The Ottawa Public Library is preparing a proposal to the city for a new library to be built in south Orléans — and, if approved, the initiative would see the construction of the first east-end library designed specifically to serve the area’s rural residents.

Anna Basile, division manager of corporate services for the OPL, said the proposal comes as a result of a study undertaken by the city in 2016, which predicted a heavy decade of population growth in the city’s eastern rural communities, particularly Navan, Cumberland and Notre-Dame-des-Champs.

“At the time, based on how fast the city’s east-end communities were growing, we anticipated there would be a need for about 7,500 to 10,000 square feet of space in (the) area to accommodate the new growth somewhere — a space that’s actually quite large, given that it’s aimed at a rural area,” she said. 

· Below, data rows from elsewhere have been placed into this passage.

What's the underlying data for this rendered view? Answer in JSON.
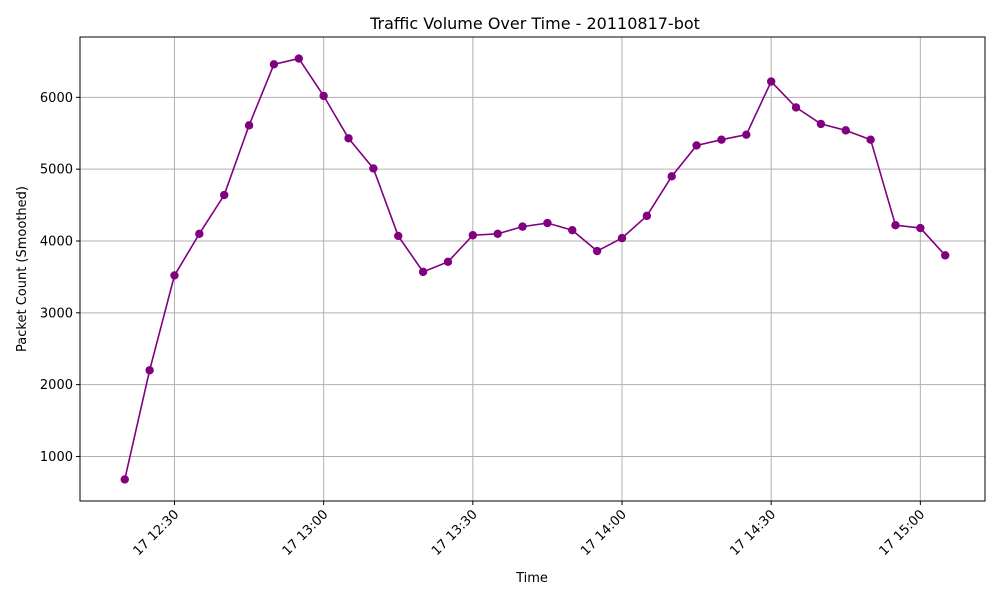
{
  "chart_data": {
    "type": "line",
    "title": "Traffic Volume Over Time - 20110817-bot",
    "xlabel": "Time",
    "ylabel": "Packet Count (Smoothed)",
    "x": [
      "12:20",
      "12:25",
      "12:30",
      "12:35",
      "12:40",
      "12:45",
      "12:50",
      "12:55",
      "13:00",
      "13:05",
      "13:10",
      "13:15",
      "13:20",
      "13:25",
      "13:30",
      "13:35",
      "13:40",
      "13:45",
      "13:50",
      "13:55",
      "14:00",
      "14:05",
      "14:10",
      "14:15",
      "14:20",
      "14:25",
      "14:30",
      "14:35",
      "14:40",
      "14:45",
      "14:50",
      "14:55",
      "15:00",
      "15:05"
    ],
    "series": [
      {
        "values": [
          680,
          2200,
          3520,
          4100,
          4640,
          5610,
          6460,
          6540,
          6020,
          5430,
          5010,
          4070,
          3570,
          3710,
          4080,
          4100,
          4200,
          4250,
          4150,
          3860,
          4040,
          4350,
          4900,
          5330,
          5410,
          5480,
          6220,
          5860,
          5630,
          5540,
          5410,
          4220,
          4180,
          3800
        ],
        "color": "#800080"
      }
    ],
    "x_ticks": [
      "17 12:30",
      "17 13:00",
      "17 13:30",
      "17 14:00",
      "17 14:30",
      "17 15:00"
    ],
    "x_tick_times": [
      "12:30",
      "13:00",
      "13:30",
      "14:00",
      "14:30",
      "15:00"
    ],
    "y_ticks": [
      1000,
      2000,
      3000,
      4000,
      5000,
      6000
    ],
    "xlim": [
      "12:11",
      "15:13"
    ],
    "ylim": [
      380,
      6840
    ],
    "grid": true,
    "marker": "circle"
  }
}
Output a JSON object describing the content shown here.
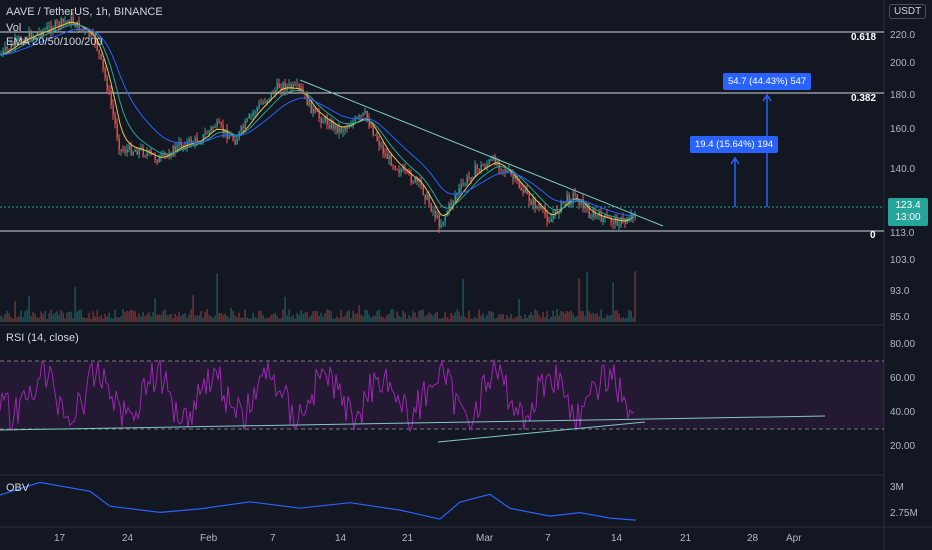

Basile said the library is likely to be located near the François Dupuis Recreation Centre on Portobello Boulevard, making use of undeveloped land closest to the boundary between suburban Orléans and the city’s rural eastern communities.  

“Right now, someone living in Vars or Cumberland might have to drive 25 minutes to get to the closest library in the east end,” said Basile. 

“If we were to build a library here, it might take 10 minutes, which is so important, because driving distance is such a deterrent when it comes to making use of public libraries … and that’s a bad thing, because there’s so much evidence to show using libraries results in better-educated, tighter-knit people and communities.”

Basile added that public input collected by OPL’s survey about the library will be a key factor in determining plans for its exact location, size and services, which all vary based on whether a community is downtown, suburban, or in the country.

Shari Hill, president of the Friends of the Ottawa Public Library Association — a non-profit group that supports OPL primarily through used book sales — emphasized the financial importance of libraries for rural communities that may also have a significant population of low-income residents.

She pointed to a 2016 OPL study, which found that Ottawa residents receive $5.17 in benefits (such as programming, employment and spending) for every $1 invested in the library system.

“We live in a knowledge economy, and there is so much libraries provide us with — it’s important we get them the funding and (feedback) they need,” she said.

Exactly how much funding will be needed to construct the new library has yet to be determined, said Basile. Amid city council's approval of a $65-million increase in the budget for the city's new central library at LeBreton Flats — a joint facility with Library and Archives Canada to be called Adisoke — more feedback from east-end residents is needed before a final estimate can be made on what the new Orléans library will tack on to the OPL budget.

Anna Basile, division manager (corporate services) with the Ottawa Public Library, breaks down how the construction of new public libraries is funded. Spoiler alert: it requires less of your tax money than you might have expected.

Geraldine Wildman, a rural affairs policy advisor at the City of Ottawa, said the proposal and potential construction of a new library for the city’s rural residents comes at a very important time, given an increased dependence on reliable internet across the board.

“If there’s anything the pandemic has taught us, it’s how important the internet is, particularly if something like (COVID-19) were to happen again,” she said. “We’re really prioritizing rural connectivity in our new official plan for rural development, but there’s only so much we can do within a certain timeframe.”

Wifi hubs, said Wildman, will likely be a large component of her proposal to the city — and libraries could be a central part of this, considering only 10 per cent of Ottawa’s population is spread across the city’s 2,232-square-kilometre rural landscape.

“For people who live so far out they just can’t get the internet connection they need right now, wifi hubs — including libraries — could really help, because the infrastructure and costs associated with bringing high-speed internet to the country could be cut down by concentrating in just a few specific locations.”

Though the timeline for when the library would be completed has yet to be confirmed, Basile said public input will be taken into account “every step of the way.”

“If (the east end’s rural residents) decide they want more children’s spaces, they’ll get them. If they decide they want high-speed internet, they’ll get it. If they decide they want a certain colour of furniture, they’ll probably get it,” she said.

“This is their library, and they’ll be listened to as we move forward on this.”